Eric Mayer: Ja, deshalb bin ich schon so lang bei Pur +.  Eine Facette von mir ist der Kinderblick, den ich wahrscheinlich in jede Sendung integriere. Und diese Mischung aus Erwachsenenblick und Kinderblick macht die Sendung so wertvoll.

Laura Faber: Nun meine letzte Frage. Du hast schon viele Medienpreise gewonnen und warst auch schon für den Grimme-Preis nominiert. Welchen Preis in welcher Kategorie würdest du den krebskranken Kindern verleihen?

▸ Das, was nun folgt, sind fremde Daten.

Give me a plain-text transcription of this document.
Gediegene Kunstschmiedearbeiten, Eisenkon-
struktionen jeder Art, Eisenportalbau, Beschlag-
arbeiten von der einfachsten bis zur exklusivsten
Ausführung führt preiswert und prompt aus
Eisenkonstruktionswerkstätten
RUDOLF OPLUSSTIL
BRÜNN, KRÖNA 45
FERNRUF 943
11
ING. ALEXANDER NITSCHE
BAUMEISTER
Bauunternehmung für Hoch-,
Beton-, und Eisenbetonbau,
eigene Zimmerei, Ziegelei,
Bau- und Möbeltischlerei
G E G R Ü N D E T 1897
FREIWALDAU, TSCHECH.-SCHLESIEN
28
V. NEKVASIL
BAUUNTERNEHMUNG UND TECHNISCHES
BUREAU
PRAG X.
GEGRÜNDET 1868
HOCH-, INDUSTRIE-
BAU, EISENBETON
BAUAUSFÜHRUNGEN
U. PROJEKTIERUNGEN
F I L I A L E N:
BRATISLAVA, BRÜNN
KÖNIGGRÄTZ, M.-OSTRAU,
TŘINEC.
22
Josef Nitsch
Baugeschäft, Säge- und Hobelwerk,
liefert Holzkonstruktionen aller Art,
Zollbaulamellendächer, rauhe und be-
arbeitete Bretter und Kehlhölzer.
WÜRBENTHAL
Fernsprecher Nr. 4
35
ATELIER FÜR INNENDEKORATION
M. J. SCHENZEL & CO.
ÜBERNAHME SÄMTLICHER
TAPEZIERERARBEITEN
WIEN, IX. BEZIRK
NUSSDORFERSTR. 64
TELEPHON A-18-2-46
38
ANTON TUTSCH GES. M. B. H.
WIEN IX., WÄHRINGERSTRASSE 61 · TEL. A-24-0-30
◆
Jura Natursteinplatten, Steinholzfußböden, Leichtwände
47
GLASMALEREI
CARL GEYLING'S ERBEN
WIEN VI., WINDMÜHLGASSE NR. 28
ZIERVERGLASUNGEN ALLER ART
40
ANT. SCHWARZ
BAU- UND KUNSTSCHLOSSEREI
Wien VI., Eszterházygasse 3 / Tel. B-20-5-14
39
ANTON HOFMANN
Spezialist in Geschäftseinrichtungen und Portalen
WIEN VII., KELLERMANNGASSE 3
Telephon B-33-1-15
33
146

Eric Mayer: Oh, eine gute Frage. Das wäre  der „Ich nimm das Leben, so wie es kommt und mache das Beste daraus – Award“.  Das können wir uns alle auf die Fahnen schreiben, gerade, wenn wir etwas nicht beeinflussen können. Das Leben spielt einem so viele Situationen zu und ich glaube, wenn wir für alles offenbleiben, was da so kommt, ist das ein guter Weg. Die Kinder im Kinderkrebszentrum haben sich nicht für ihre Situation entschieden, sie haben aber eine offene Lebenseinstellung, und daraus kann man Kraft ziehen. Zumindest kann ich das von den Kindern sagen, die ich getroffen habe. Genau das werde ich mitnehmen: Eine Erfahrung, die mich sehr bereichert.